Y esto no para, hoy que aún estamos digiriendo la venta online, las RR.SS., la realidad aumentada, etc. Ya estamos analizando como sacar partido de la IA, la robótica y otros avances que están por llegar.
¿Qué error o lección de estas dos décadas cree que la distribución no debería repetir?
Pensar que estos cambios que se han producido, y que se producirán, no van con nosotros, y que podemos seguir haciendo las cosas como siempre las hemos hecho. Si caemos de nuevo en este error, la realidad nos pasará por encima como una apisonadora.
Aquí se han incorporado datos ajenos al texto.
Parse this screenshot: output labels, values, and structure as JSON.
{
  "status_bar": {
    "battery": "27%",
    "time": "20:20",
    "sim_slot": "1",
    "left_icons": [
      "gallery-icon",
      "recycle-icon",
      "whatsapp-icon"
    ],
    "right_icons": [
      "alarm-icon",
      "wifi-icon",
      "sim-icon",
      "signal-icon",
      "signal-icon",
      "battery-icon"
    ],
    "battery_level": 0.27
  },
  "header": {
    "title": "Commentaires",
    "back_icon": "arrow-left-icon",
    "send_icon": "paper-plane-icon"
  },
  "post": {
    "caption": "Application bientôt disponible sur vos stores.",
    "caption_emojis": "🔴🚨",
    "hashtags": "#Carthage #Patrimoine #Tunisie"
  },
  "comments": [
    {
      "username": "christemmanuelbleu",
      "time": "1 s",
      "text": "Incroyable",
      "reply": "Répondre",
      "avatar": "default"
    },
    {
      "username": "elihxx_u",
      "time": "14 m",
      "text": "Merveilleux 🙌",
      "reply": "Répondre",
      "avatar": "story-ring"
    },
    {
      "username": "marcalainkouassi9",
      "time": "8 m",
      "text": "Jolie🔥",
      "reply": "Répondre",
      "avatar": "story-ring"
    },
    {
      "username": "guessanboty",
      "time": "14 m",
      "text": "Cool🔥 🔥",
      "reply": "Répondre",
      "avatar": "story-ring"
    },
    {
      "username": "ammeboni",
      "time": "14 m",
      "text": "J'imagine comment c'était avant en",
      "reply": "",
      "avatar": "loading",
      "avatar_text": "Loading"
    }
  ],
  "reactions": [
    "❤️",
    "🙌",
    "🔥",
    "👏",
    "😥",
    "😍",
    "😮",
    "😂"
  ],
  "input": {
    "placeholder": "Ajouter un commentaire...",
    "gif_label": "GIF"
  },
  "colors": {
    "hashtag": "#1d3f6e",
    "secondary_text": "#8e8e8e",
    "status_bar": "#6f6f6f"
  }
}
Debemos, por tanto, prepararnos, analizar nuestro negocio, estar en constante comunicación con nuestros clientes, y adaptarnos a sus necesidades. Tenemos la suerte que los productos que fabricamos y/o producimos son y serán necesarios a futuro, pero que cambiarán en su diseño y propiedades, en su forma de distribuirse, en como prescribirlos, etc.
¿Qué será imprescindible para seguir siendo relevante en el sector durante los próximos 10 años?
Seguir aportando valor a nuestros clientes en forma de servicio, y, sobre todo, que los clientes lo perciban y diferencien de otras alternativas. Será la información técnica del producto, su uso y/o instalación, será la agilidad en la entrega (disponibilidad y proximidad), será la confianza generada, será la comodidad, en definitiva, será lo que el cliente valore más.